None of this is to glorify traditional society, which contains many gross injustices of its own. But—and Scott does not explore this as much as he could have—the state is not necessarily the best means for redressing those injustices. Statism substitutes one form of inequality for another, leaving future generations to determine which poison was worse. But change can come from within the traditional community as well, by evolution or by revolution; or from the interaction of that community with the outside world, through trade and cultural exchange.
Traditional cultures, contrary to stereotype, are remarkably flexible and dynamic. They are constantly evolving, constantly examining, adopting, and discarding the tools and practices of other peoples. And they contain their own contentious divisions, sometimes leading to uprisings. Such revolts are capable of eliminating local injustices without also destroying the folkways that make the community resilient and strong. (The Russian peasants' revolution is a case in point.)
Scott is ambivalent about markets, noting that they can standardize cultural diversity as surely as the state can. But that's not necessarily a bad thing. There is a difference between institutions that evolve as communities trade with one another—the Law Merchant, standardized weights and measures, etc.—and institutions imposed by force from above. The latter are coercive and homogenizing. The former are more plural, more syncretic; they represent not the obliteration of local cultures but the evolution of those cultures over time.
Of course, "the market" can mean different things.
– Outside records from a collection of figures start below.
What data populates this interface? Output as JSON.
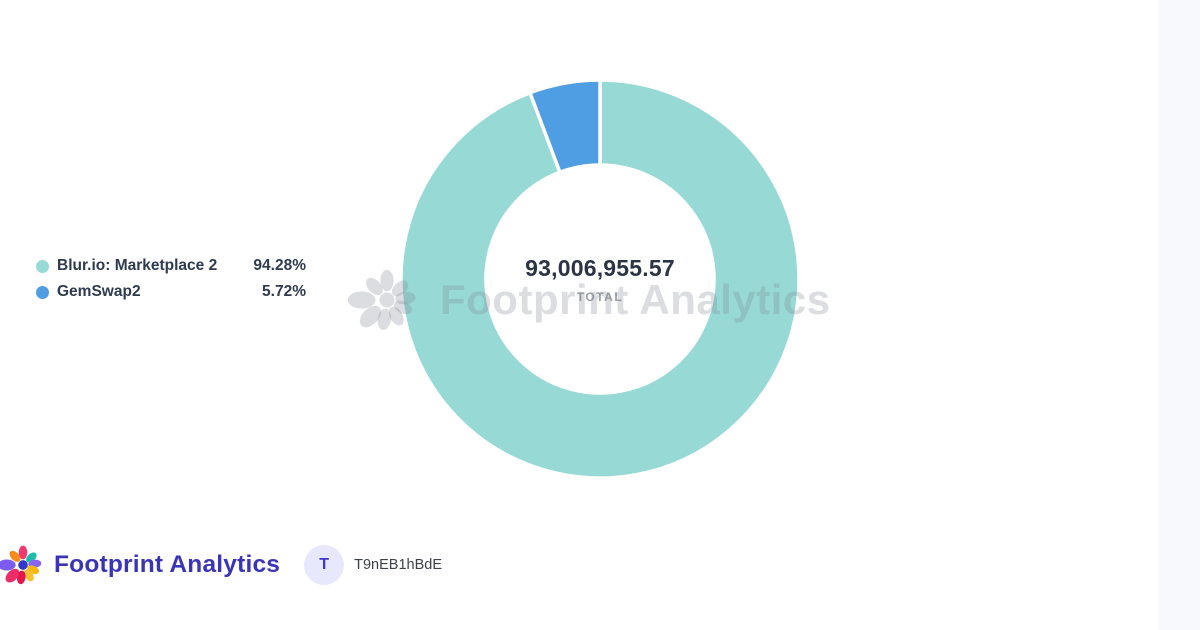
{
  "page": {
    "background": "#ffffff",
    "right_strip_color": "#f8f9fc"
  },
  "chart_data": {
    "type": "pie",
    "subtype": "donut",
    "categories": [
      "Blur.io: Marketplace 2",
      "GemSwap2"
    ],
    "values": [
      94.28,
      5.72
    ],
    "unit": "percent",
    "colors": [
      "#97dad5",
      "#4f9de2"
    ],
    "start_angle_deg": 0,
    "direction": "clockwise",
    "center_total": "93,006,955.57",
    "center_label": "TOTAL",
    "legend_position": "left-middle",
    "slice_border_color": "#ffffff"
  },
  "legend": {
    "items": [
      {
        "label": "Blur.io: Marketplace 2",
        "value": "94.28%",
        "color": "#97dad5"
      },
      {
        "label": "GemSwap2",
        "value": "5.72%",
        "color": "#4f9de2"
      }
    ]
  },
  "watermark": {
    "text": "Footprint Analytics",
    "icon": "footprint-flower-icon"
  },
  "footer": {
    "brand_name": "Footprint Analytics",
    "brand_color": "#3a34b8",
    "logo": {
      "center_color": "#3438c9",
      "petal_colors": [
        "#ee3a6e",
        "#1bbcaa",
        "#8a63f2",
        "#f9b912",
        "#fbc02d",
        "#e5174d",
        "#ed2d67",
        "#7b5bf0",
        "#f98a1c"
      ]
    },
    "user": {
      "avatar_letter": "T",
      "name": "T9nEB1hBdE"
    }
  }
}
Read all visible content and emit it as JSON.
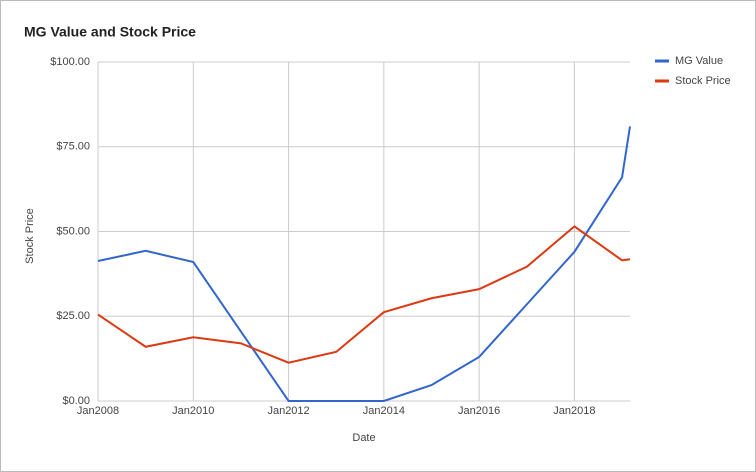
{
  "chart_data": {
    "type": "line",
    "title": "MG Value and Stock Price",
    "x_label": "Date",
    "y_label": "Stock Price",
    "x": [
      "2008-01",
      "2009-01",
      "2010-01",
      "2011-01",
      "2012-01",
      "2013-01",
      "2014-01",
      "2015-01",
      "2016-01",
      "2017-01",
      "2018-01",
      "2019-01",
      "2019-03"
    ],
    "series": [
      {
        "name": "MG Value",
        "color": "#3366cc",
        "values": [
          41.3,
          44.3,
          41,
          20.5,
          0,
          0,
          0,
          4.7,
          13,
          28.5,
          44,
          66,
          81
        ]
      },
      {
        "name": "Stock Price",
        "color": "#dc3912",
        "values": [
          25.5,
          16,
          18.8,
          17,
          11.3,
          14.5,
          26.2,
          30.3,
          33,
          39.6,
          51.5,
          41.5,
          41.8
        ]
      }
    ],
    "xlim": [
      "2008-01",
      "2019-03"
    ],
    "xticks": [
      {
        "value": "2008-01",
        "label": "Jan2008"
      },
      {
        "value": "2010-01",
        "label": "Jan2010"
      },
      {
        "value": "2012-01",
        "label": "Jan2012"
      },
      {
        "value": "2014-01",
        "label": "Jan2014"
      },
      {
        "value": "2016-01",
        "label": "Jan2016"
      },
      {
        "value": "2018-01",
        "label": "Jan2018"
      }
    ],
    "ylim": [
      0,
      100
    ],
    "yticks": [
      {
        "value": 0,
        "label": "$0.00"
      },
      {
        "value": 25,
        "label": "$25.00"
      },
      {
        "value": 50,
        "label": "$50.00"
      },
      {
        "value": 75,
        "label": "$75.00"
      },
      {
        "value": 100,
        "label": "$100.00"
      }
    ],
    "grid": true,
    "legend": "right"
  }
}
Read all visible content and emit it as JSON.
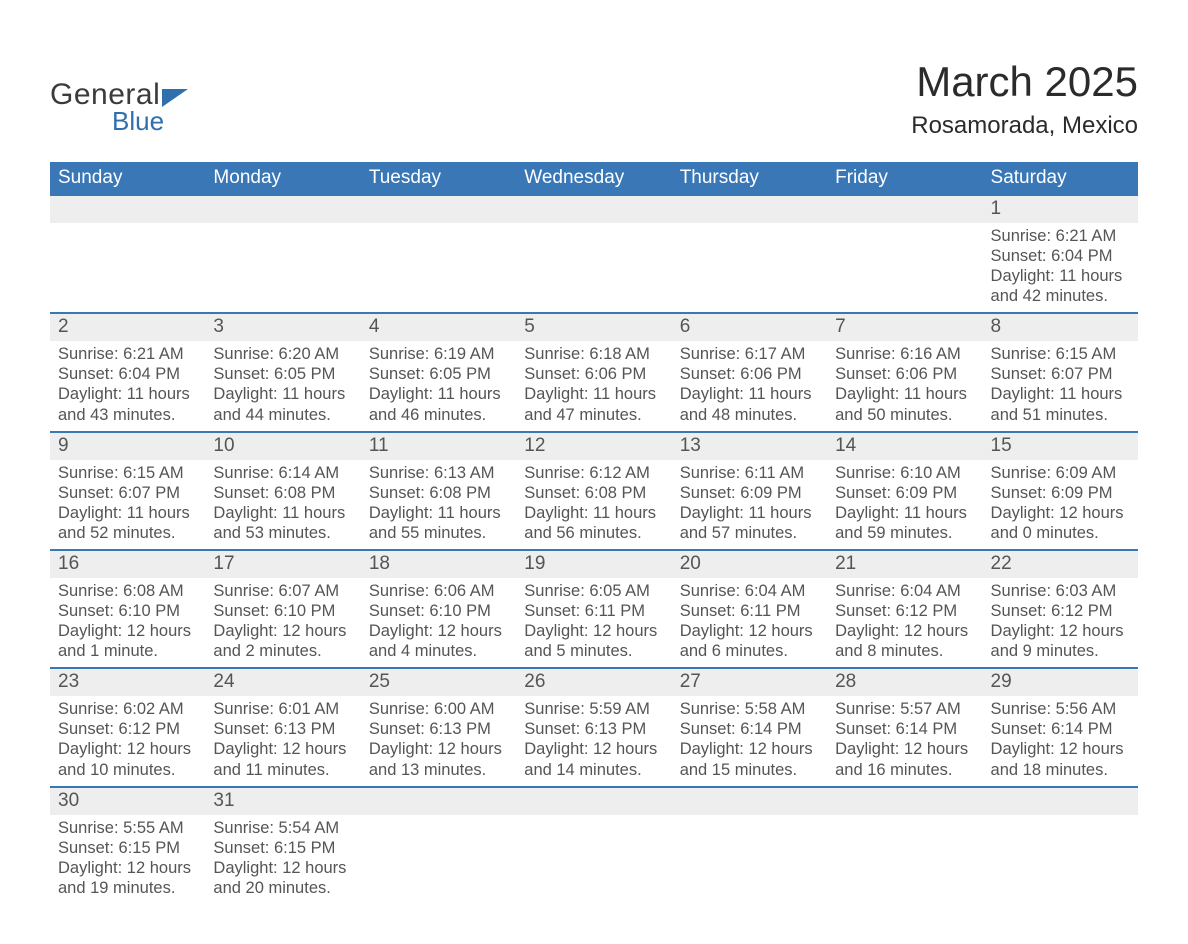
{
  "logo": {
    "line1": "General",
    "line2": "Blue"
  },
  "title": "March 2025",
  "location": "Rosamorada, Mexico",
  "weekdays": [
    "Sunday",
    "Monday",
    "Tuesday",
    "Wednesday",
    "Thursday",
    "Friday",
    "Saturday"
  ],
  "colors": {
    "header_bg": "#3a77b6",
    "header_text": "#ffffff",
    "daynum_bg": "#eeeeee",
    "border_top": "#3a77b6",
    "body_text": "#555555",
    "logo_blue": "#2f6fae"
  },
  "weeks": [
    [
      null,
      null,
      null,
      null,
      null,
      null,
      {
        "day": "1",
        "sunrise": "Sunrise: 6:21 AM",
        "sunset": "Sunset: 6:04 PM",
        "dl1": "Daylight: 11 hours",
        "dl2": "and 42 minutes."
      }
    ],
    [
      {
        "day": "2",
        "sunrise": "Sunrise: 6:21 AM",
        "sunset": "Sunset: 6:04 PM",
        "dl1": "Daylight: 11 hours",
        "dl2": "and 43 minutes."
      },
      {
        "day": "3",
        "sunrise": "Sunrise: 6:20 AM",
        "sunset": "Sunset: 6:05 PM",
        "dl1": "Daylight: 11 hours",
        "dl2": "and 44 minutes."
      },
      {
        "day": "4",
        "sunrise": "Sunrise: 6:19 AM",
        "sunset": "Sunset: 6:05 PM",
        "dl1": "Daylight: 11 hours",
        "dl2": "and 46 minutes."
      },
      {
        "day": "5",
        "sunrise": "Sunrise: 6:18 AM",
        "sunset": "Sunset: 6:06 PM",
        "dl1": "Daylight: 11 hours",
        "dl2": "and 47 minutes."
      },
      {
        "day": "6",
        "sunrise": "Sunrise: 6:17 AM",
        "sunset": "Sunset: 6:06 PM",
        "dl1": "Daylight: 11 hours",
        "dl2": "and 48 minutes."
      },
      {
        "day": "7",
        "sunrise": "Sunrise: 6:16 AM",
        "sunset": "Sunset: 6:06 PM",
        "dl1": "Daylight: 11 hours",
        "dl2": "and 50 minutes."
      },
      {
        "day": "8",
        "sunrise": "Sunrise: 6:15 AM",
        "sunset": "Sunset: 6:07 PM",
        "dl1": "Daylight: 11 hours",
        "dl2": "and 51 minutes."
      }
    ],
    [
      {
        "day": "9",
        "sunrise": "Sunrise: 6:15 AM",
        "sunset": "Sunset: 6:07 PM",
        "dl1": "Daylight: 11 hours",
        "dl2": "and 52 minutes."
      },
      {
        "day": "10",
        "sunrise": "Sunrise: 6:14 AM",
        "sunset": "Sunset: 6:08 PM",
        "dl1": "Daylight: 11 hours",
        "dl2": "and 53 minutes."
      },
      {
        "day": "11",
        "sunrise": "Sunrise: 6:13 AM",
        "sunset": "Sunset: 6:08 PM",
        "dl1": "Daylight: 11 hours",
        "dl2": "and 55 minutes."
      },
      {
        "day": "12",
        "sunrise": "Sunrise: 6:12 AM",
        "sunset": "Sunset: 6:08 PM",
        "dl1": "Daylight: 11 hours",
        "dl2": "and 56 minutes."
      },
      {
        "day": "13",
        "sunrise": "Sunrise: 6:11 AM",
        "sunset": "Sunset: 6:09 PM",
        "dl1": "Daylight: 11 hours",
        "dl2": "and 57 minutes."
      },
      {
        "day": "14",
        "sunrise": "Sunrise: 6:10 AM",
        "sunset": "Sunset: 6:09 PM",
        "dl1": "Daylight: 11 hours",
        "dl2": "and 59 minutes."
      },
      {
        "day": "15",
        "sunrise": "Sunrise: 6:09 AM",
        "sunset": "Sunset: 6:09 PM",
        "dl1": "Daylight: 12 hours",
        "dl2": "and 0 minutes."
      }
    ],
    [
      {
        "day": "16",
        "sunrise": "Sunrise: 6:08 AM",
        "sunset": "Sunset: 6:10 PM",
        "dl1": "Daylight: 12 hours",
        "dl2": "and 1 minute."
      },
      {
        "day": "17",
        "sunrise": "Sunrise: 6:07 AM",
        "sunset": "Sunset: 6:10 PM",
        "dl1": "Daylight: 12 hours",
        "dl2": "and 2 minutes."
      },
      {
        "day": "18",
        "sunrise": "Sunrise: 6:06 AM",
        "sunset": "Sunset: 6:10 PM",
        "dl1": "Daylight: 12 hours",
        "dl2": "and 4 minutes."
      },
      {
        "day": "19",
        "sunrise": "Sunrise: 6:05 AM",
        "sunset": "Sunset: 6:11 PM",
        "dl1": "Daylight: 12 hours",
        "dl2": "and 5 minutes."
      },
      {
        "day": "20",
        "sunrise": "Sunrise: 6:04 AM",
        "sunset": "Sunset: 6:11 PM",
        "dl1": "Daylight: 12 hours",
        "dl2": "and 6 minutes."
      },
      {
        "day": "21",
        "sunrise": "Sunrise: 6:04 AM",
        "sunset": "Sunset: 6:12 PM",
        "dl1": "Daylight: 12 hours",
        "dl2": "and 8 minutes."
      },
      {
        "day": "22",
        "sunrise": "Sunrise: 6:03 AM",
        "sunset": "Sunset: 6:12 PM",
        "dl1": "Daylight: 12 hours",
        "dl2": "and 9 minutes."
      }
    ],
    [
      {
        "day": "23",
        "sunrise": "Sunrise: 6:02 AM",
        "sunset": "Sunset: 6:12 PM",
        "dl1": "Daylight: 12 hours",
        "dl2": "and 10 minutes."
      },
      {
        "day": "24",
        "sunrise": "Sunrise: 6:01 AM",
        "sunset": "Sunset: 6:13 PM",
        "dl1": "Daylight: 12 hours",
        "dl2": "and 11 minutes."
      },
      {
        "day": "25",
        "sunrise": "Sunrise: 6:00 AM",
        "sunset": "Sunset: 6:13 PM",
        "dl1": "Daylight: 12 hours",
        "dl2": "and 13 minutes."
      },
      {
        "day": "26",
        "sunrise": "Sunrise: 5:59 AM",
        "sunset": "Sunset: 6:13 PM",
        "dl1": "Daylight: 12 hours",
        "dl2": "and 14 minutes."
      },
      {
        "day": "27",
        "sunrise": "Sunrise: 5:58 AM",
        "sunset": "Sunset: 6:14 PM",
        "dl1": "Daylight: 12 hours",
        "dl2": "and 15 minutes."
      },
      {
        "day": "28",
        "sunrise": "Sunrise: 5:57 AM",
        "sunset": "Sunset: 6:14 PM",
        "dl1": "Daylight: 12 hours",
        "dl2": "and 16 minutes."
      },
      {
        "day": "29",
        "sunrise": "Sunrise: 5:56 AM",
        "sunset": "Sunset: 6:14 PM",
        "dl1": "Daylight: 12 hours",
        "dl2": "and 18 minutes."
      }
    ],
    [
      {
        "day": "30",
        "sunrise": "Sunrise: 5:55 AM",
        "sunset": "Sunset: 6:15 PM",
        "dl1": "Daylight: 12 hours",
        "dl2": "and 19 minutes."
      },
      {
        "day": "31",
        "sunrise": "Sunrise: 5:54 AM",
        "sunset": "Sunset: 6:15 PM",
        "dl1": "Daylight: 12 hours",
        "dl2": "and 20 minutes."
      },
      null,
      null,
      null,
      null,
      null
    ]
  ]
}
Business interests often use the state to standardize things that the population would otherwise let be. The most obvious example of this is, again, compulsory enclosure. Enclosures continue to be imposed to this day in the Third World, where they are sometimes promoted as a "market reform." They have less to do with free action or free enterprise than with granting favored companies access to indigenous peoples' lands and the natural resources they contain; or to the natives' labor, as they are forced from their small plots or nomadic paths and compelled to eke out a living in a factory or on a plantation.
The difference is those simplifying fictions. A mercantile state can get in the habit of seeing things through a market lens, eliminating informal institutions that can't be expressed in cash. Commerce itself need not do this: The point of trade is for people to satisfy their subjective needs through exchange, not to substitute exchange for those subjective needs.
That distinction sometimes seems lost on Scott, who at one point criticizes F.A. Hayek for treating markets as though they were "natural." I'm sure this book will find an audience among those opposed to virtually any international trade; John Gray, the conservative philosopher, has already endorsed it warmly, though with the proviso that he wishes it were harder on the global marketplace. To judge from a few off-the-cuff remarks in the book, Scott might be glad to oblige him next time.
No matter. Once one has distinguished high modernism from metis, one can bend that distinction to any number of ideological ends. Seeing Like a State remains a tremendous achievement, easily one of the most impressive and important books of recent years.